As I sit here in Mexico sipping Bali coffee and munching on Vegemite toast (having been up since 3AM due to jet lag), my time in Bali almost seems like a dream.
A beautiful, blissful dream.
I’ve hesitated to write about the retreat due to not having anything other than hyperbole to describe my experience.
Magical. Life changing. Blissful. Abundant.
And yet, it is all true.
It was all that, and more.
So much more.
Nothing could have prepared me for having my heart blown open by 18 courageous, unique, loving, amazing women who came together for the retreat.
Or the mind opening, intimate moments we experienced during meditation classes.
Or watching the sunrise from a small wooden fishing boat with one of my oldest, dearest friends as a pod of twenty dolphins cascaded past our gaping mouths.
Or looking into the eyes of my mother during a ‘seeing’ exercise and being filled with her maternal love.
Or riding in local bemos to a secret temple in the mountains to participate in a ceremony with a young local priest from the village.
The evening before the retreat I told myself, “Just get everyone there and then you can relax,” as I added ticks next to my checklist of names.
We met at a modern hotel in Seminyak which was new, reasonably priced and convenient.
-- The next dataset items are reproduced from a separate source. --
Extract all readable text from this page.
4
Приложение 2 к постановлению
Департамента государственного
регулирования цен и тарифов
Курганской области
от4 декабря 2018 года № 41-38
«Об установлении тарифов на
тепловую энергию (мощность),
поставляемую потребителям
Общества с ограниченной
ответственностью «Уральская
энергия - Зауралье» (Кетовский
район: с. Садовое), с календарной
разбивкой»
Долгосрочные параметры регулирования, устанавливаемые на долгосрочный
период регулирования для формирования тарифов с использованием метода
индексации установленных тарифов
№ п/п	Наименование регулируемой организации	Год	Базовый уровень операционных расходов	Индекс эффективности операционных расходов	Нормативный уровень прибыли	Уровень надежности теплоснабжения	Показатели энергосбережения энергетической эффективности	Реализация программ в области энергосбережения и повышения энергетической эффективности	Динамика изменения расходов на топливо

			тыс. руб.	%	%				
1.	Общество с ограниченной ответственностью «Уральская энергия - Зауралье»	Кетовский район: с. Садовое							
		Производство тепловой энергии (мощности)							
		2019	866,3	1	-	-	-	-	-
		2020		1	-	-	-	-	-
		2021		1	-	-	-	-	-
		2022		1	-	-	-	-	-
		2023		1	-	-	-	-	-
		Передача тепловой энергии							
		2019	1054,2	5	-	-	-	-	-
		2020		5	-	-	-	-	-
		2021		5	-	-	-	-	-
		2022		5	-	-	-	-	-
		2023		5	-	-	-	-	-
Dinner was accompanied by a fire twirling, rather raunchy Balinese dancer and pumping doof doof music.
I logged onto Facebook and received a message from my Mum’s friend (and intended room mate) that she wasn’t let on the flight due to her passport having less than six months’ validity (let that be a lesson to us all). I was completely heart broken for her. I sent out a prayer that she would be guided to the best solution.
In the early hours of the next morning, I lay awake in bed having an ego attack about why the hell I thought I could pull this thing off. Ego attacks never really make sense, but it went something like, Who do you think you are, getting these women to fly across the globe to spend a week meditating with you? Don’t you remember all the terrible things you have done in your life and all the mistakes you have made?
The Gayatri mantra had began to play in the nearby village and was drifting across rice fields through my hotel window. I poured out of bed like a slinky onto the cool tiles. The antithesis of ego is reality, and in that moment, the hard floor beneath me and my beating heart were the only real things I could hold on to.
With both hands on my chest, I allowed my heartbeat to drown out my negative thoughts.
I reflected on all the amazing women from five different countries I’d met that night. ‘But look at the beauty it has created,’ was the message which arose within me. I let the tears flow down my cheeks at the realization of this truth which has permeated my entire journey.
And the retreat sure was beautiful.
Every, single soul who joined was an integral part of the experience.
New friendships were formed, old friendships were deepened. Most important were the friendships cultivated with our inner selves.
All the women experienced shifts in the way they saw themselves.
I experienced a powerful moment of self-forgiveness, delivered by Divine Love.
And then, there was dancing.
And laughing. LOTS of laughing. And paddle boarding and snorkeling and cooking classes and playing with local kids.
There was also the superb eating, which was our main activity of the day and the topic upon which most conversations were based.
There were a few pesky mosquito bites and a bit of sunburn (welcome to the tropics!).
There maaaaay have been reports of a toothpaste eating rat, but I’m not willing to confirm that one (I’ll leave that to you, Kristine 😉 )
There was definitely full-moon night swimming and whirl-pooling which concluded with one beautiful lady declaring it ‘the best night of her life!’
Many of us concurred.
For me, it was truly one of the most beautiful experiences I’ve been blessed with, thanks to the group, the peaceful and secluded location, the gentle, kind, staff of the resort and of course, our amazing teacher, Gisela von Keiser-Grenkowitz, who yet again blew me away with her presence, wisdom and radiance.
I learned so much.
Most of all, I learned that I am on the right path and always have been; that the periods of pain and confusion make the joy and clarity so much more meaningful and that this journey is taking me exactly where I am meant to go with the people I’m meant to go with.
Thank you Courtney, Kelly, Penny, Mum, Amyris, Annette, Lauren, Kristine, Celia, Jayne, Tara, Irene, Leigh, Rosan, Jennifer, Isabelle, Bisa, Gisela and all the staff of the Bali Mandala for an amazing experience.
And thank you to my wonderful community of friends and readers for your warm wishes and blessings during my trip. I truly appreciate you all.